Country clustering has been explored as a technique for reducing the complexity and exploring relationships between countries. Rather than examining country level indicators (such as economic statistics) separately, clustering can determine which countries are similar and explore the relationships driving cluster membership. We examine 39 countries using economic, technological, cultural, demographic and quality of life variables. Corruption is captured using Transparency International’s corruption perceptions index (CPI). The data cover 1995, 2000, and 2005. Principal components analysis reveals 3 factors and the role of CPI is relatively stable over the period studied. Of particular interest are changes in the cluster membership of 5 Latin American countries: Argentina , Brazil , Chile , Mexico and Venezuela .

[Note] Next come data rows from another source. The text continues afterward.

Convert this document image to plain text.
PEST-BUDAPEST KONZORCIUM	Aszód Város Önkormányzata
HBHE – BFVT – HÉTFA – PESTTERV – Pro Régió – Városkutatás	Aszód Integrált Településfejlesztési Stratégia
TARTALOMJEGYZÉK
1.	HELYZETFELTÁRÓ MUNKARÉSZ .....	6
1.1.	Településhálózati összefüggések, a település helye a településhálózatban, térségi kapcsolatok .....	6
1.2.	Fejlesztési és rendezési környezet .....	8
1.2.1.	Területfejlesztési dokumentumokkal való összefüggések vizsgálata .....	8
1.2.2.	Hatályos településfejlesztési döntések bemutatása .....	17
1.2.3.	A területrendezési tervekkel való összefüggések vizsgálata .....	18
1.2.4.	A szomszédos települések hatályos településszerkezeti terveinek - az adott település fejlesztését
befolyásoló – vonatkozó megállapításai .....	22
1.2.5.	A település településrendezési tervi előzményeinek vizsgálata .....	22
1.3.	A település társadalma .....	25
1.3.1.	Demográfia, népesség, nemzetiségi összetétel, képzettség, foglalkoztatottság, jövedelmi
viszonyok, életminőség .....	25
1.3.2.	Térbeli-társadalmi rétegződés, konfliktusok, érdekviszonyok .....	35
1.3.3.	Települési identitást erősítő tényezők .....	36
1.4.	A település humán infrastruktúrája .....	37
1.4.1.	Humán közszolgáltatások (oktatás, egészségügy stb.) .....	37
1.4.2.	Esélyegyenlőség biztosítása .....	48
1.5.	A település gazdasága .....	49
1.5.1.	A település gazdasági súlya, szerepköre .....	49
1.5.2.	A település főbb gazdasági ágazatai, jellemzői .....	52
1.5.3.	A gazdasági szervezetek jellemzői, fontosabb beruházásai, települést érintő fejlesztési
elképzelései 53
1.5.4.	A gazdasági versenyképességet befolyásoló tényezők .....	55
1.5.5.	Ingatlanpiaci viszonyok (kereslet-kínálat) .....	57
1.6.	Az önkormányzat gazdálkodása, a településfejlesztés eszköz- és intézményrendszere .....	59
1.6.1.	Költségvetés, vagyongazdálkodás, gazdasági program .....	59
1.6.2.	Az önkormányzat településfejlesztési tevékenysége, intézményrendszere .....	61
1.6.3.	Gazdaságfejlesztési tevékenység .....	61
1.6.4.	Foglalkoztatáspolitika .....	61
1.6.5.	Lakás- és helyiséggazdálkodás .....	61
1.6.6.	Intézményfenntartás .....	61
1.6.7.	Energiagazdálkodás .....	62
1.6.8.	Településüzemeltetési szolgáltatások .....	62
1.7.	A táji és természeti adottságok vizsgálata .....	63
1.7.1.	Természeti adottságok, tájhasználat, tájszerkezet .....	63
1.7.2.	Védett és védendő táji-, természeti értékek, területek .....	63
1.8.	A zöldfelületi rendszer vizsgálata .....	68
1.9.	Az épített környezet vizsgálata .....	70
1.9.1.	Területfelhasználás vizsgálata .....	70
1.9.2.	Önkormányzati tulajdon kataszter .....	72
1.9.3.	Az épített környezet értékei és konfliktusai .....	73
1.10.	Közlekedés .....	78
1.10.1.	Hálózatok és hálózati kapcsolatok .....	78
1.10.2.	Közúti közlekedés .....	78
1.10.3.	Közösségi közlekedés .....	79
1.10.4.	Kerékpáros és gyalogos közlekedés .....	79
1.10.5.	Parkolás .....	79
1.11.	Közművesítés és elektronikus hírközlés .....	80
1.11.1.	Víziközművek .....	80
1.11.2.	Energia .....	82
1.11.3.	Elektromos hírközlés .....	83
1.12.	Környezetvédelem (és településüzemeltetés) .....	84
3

In 1995 these Latin American countries form a cluster which also includes Russia and Poland . It appears that regional similarities are important, but Russia and Poland have sufficient similarity to the Latin American countries that they joined this cluster. This cluster has a relatively low average CPI value (3.87), indicating a high level of corruption but there is a large range in CPI scores (Venezuela 2.5; Brazil 2.96; Mexico 3.3, Argentina 3.41; Chile 6.8). Clearly there are many factors which determine why countries join the same cluster, and corruption is only one among these factors.
By 2005, the Latin American countries have joined a cluster with Asian countries (e.g., China , Indonesia , Philippines ). Again this cluster has a low average CPI (3.63) with a large range of from Indonesia (2.2) to Chile (7.3). (Other Latin American countries’ scores are: Venezuela 2.3; Argentina 2.8; Mexico 3.5; Brazil 3.7.) This is a very intriguing finding because the role of regions appears to have diminished so that the Asian and Latin American countries are broadly speaking similar. However, it would be incorrect to conclude that corruption does not hurt country economic development. For most countries, CPI values do not change much over time. While corruption imposes costs on doing business, stable and predictable corruption could give firms the opportunity to form effective strategies for succeeding in such an environment. What is surprising in this analysis is that countries appear to be increasingly similar (in terms of cluster membership) despite divergence in the level of corruption.
The role of corruption, in terms of influencing similarities between countries, could be overstated if not examined in conjunction with the many other variables which represent a country’s well-being. Without a doubt, it is beneficial to reduce corruption. Countries, institutions and policy makers must evaluate which problems to tackle first and with what means. However, this research suggests firms may view certain countries as becoming more similar even if the level of corruption appears to be quite different.